Astra delighted in her mother's lifestyle. "She loved wild parties when she was young," Astra said. "My parents were bohemian. We had all those crazy parties when Toller was around: Fellini parties, where people would dress in togas. We would have a tent in the backyard, with Persian carpets inside. She was a fun, free spirit, but Canada wasn't ready for someone like that."

Mrs. Burka wasn't one for following rules and tradition. She spent three months studying mural art in San Miguel de Allende, before her marriage with Mr. Burka ended.

During the 1950s, Mrs. Burka gleefully produced several skating shows, including Carmen On Ice, at the Lakeshore Arena in Toronto, with Spanish dancers and castanets. "That was her Spanish period," Astra said. "She had El Toro [bull fighting] posters all over the house. She and [coach] Don Laws were going to Spanish dance class. [At the rink], whenever someone would do a figure turn, she would click the castanets."

She choreographed Mr. Cranston's extravagant, award-winning television special Strawberry Ice, but brought in former amateur and professional ice dancing champion John Rait to whip together some dancing parts. "She hated ice dancing," Mr. Rait said. "She placed no value on it." When they worked together again on another project, Mrs. Burka called him: "that ice dancer."

"Ellen was somebody you wanted to notice you," Mr. Rait said. "There was huge value in her approval." He continued to visit her to the end of her days.

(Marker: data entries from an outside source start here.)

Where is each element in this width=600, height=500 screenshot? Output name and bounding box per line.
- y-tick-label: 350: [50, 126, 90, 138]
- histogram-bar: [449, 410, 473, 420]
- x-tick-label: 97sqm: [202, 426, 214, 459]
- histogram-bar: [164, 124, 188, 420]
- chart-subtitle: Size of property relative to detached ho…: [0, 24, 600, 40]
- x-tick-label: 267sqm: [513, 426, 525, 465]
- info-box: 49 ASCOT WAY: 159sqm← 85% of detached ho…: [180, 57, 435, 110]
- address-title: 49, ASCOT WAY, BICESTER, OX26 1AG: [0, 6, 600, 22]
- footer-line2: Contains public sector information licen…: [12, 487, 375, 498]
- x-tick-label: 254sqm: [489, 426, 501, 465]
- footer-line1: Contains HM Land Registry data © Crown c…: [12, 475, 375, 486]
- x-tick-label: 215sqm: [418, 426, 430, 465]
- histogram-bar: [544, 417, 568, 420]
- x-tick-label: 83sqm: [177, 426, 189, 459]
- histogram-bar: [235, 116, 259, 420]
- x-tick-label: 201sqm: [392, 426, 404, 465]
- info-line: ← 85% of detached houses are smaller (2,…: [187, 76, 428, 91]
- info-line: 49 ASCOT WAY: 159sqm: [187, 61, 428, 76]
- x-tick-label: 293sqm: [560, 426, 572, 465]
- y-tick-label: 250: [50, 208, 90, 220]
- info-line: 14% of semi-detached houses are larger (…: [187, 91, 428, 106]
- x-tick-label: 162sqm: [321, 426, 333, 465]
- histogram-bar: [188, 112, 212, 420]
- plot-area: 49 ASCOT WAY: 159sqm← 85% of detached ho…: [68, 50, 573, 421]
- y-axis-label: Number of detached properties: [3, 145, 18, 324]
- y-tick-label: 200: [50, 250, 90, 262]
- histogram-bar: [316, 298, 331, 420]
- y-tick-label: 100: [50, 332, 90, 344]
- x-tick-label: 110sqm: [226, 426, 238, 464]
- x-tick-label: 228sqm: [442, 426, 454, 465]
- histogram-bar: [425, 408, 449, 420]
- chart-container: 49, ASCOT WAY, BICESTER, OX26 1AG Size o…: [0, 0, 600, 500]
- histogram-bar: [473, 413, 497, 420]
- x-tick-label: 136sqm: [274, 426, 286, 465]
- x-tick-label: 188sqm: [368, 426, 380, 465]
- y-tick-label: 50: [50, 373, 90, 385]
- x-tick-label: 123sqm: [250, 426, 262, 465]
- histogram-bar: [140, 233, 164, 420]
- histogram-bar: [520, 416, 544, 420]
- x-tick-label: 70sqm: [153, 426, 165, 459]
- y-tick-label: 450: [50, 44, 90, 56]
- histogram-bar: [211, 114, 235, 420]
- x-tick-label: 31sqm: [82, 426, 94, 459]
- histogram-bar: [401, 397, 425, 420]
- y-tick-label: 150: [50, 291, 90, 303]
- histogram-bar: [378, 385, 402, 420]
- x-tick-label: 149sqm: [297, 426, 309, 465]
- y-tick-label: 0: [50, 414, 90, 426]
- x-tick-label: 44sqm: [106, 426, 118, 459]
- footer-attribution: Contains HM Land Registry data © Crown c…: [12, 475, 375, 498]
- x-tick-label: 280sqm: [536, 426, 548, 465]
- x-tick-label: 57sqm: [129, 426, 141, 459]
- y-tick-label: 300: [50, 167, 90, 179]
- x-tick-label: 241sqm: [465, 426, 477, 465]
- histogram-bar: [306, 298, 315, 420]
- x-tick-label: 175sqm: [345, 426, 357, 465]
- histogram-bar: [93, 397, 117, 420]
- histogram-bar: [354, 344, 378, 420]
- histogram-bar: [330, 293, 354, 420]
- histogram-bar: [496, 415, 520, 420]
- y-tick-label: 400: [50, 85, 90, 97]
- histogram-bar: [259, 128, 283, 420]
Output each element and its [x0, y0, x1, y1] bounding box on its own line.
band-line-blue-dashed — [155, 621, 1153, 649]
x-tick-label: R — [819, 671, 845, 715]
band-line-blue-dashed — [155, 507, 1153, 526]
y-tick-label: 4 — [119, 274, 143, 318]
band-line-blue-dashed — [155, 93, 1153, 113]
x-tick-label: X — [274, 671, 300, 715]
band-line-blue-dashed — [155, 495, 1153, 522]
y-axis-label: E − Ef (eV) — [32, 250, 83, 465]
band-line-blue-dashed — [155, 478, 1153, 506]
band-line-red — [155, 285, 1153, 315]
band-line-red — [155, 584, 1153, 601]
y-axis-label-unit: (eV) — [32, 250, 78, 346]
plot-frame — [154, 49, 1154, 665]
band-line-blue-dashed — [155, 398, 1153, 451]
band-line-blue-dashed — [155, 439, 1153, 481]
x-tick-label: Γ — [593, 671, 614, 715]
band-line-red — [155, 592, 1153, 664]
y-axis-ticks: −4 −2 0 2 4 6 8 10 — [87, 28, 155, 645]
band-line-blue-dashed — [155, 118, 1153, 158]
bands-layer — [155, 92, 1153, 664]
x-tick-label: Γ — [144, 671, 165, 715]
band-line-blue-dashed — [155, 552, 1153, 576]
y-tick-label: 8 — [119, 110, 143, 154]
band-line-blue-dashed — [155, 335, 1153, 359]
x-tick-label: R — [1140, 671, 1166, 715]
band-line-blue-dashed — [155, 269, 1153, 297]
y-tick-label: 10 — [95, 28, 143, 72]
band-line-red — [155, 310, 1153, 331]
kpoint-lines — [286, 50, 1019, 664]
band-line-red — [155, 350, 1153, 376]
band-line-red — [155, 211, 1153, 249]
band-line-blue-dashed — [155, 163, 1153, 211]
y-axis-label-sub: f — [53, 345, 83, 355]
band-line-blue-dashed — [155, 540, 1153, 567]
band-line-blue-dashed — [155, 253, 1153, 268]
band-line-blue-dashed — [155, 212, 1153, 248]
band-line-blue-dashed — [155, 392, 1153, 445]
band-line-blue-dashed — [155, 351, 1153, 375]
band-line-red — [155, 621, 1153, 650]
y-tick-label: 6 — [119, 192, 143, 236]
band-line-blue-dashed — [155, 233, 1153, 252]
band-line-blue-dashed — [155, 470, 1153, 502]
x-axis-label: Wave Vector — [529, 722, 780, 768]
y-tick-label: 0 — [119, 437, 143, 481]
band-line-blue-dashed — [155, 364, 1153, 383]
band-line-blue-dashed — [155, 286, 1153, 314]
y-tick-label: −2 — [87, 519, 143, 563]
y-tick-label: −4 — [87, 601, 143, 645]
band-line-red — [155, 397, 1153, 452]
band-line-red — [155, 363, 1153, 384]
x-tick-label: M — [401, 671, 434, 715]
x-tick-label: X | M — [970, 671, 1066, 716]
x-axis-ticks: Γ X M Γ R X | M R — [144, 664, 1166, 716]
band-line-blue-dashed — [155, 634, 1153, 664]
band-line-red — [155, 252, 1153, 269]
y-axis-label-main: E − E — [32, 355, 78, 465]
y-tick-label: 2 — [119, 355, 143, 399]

Her relationship with another free spirit, Ms. Bon, lasted throughout their lifetimes. On the Skate to Survive documentary, they are seen giggling over mischiefs from their youth. More recently, however, Mrs. Burka grieved as Ms. Bon developed dementia.

"They had a fabulous relationship," Astra said. "They used to laugh their heads off on the phone, screaming about their childhood antics."

As young girls in Amsterdam, the two would slip into the room of Mrs. Burka's sister, a medical doctor, and stealthily learn about human anatomy from her medical journals. They'd howl with laughter when they saw the pictures.

They spoke German whenever they didn't want anybody to know what they were talking about. And they had their own secret language, too.

Later in life, they travelled the world together: Morocco, Istanbul. They went up the Nile in a boat. They camped out at Mr. Cranston's home in San Miguel.

When Ms. Bon died in May, Petra felt it was a turning point for her mother's health. Mrs. Burka developed congestive heart disease and it worsened during the summer. She found it difficult to breathe and to walk.

Mrs. Burka wished for no funeral, no celebration of life, no flowers, no fuss when she died. She leaves her daughters.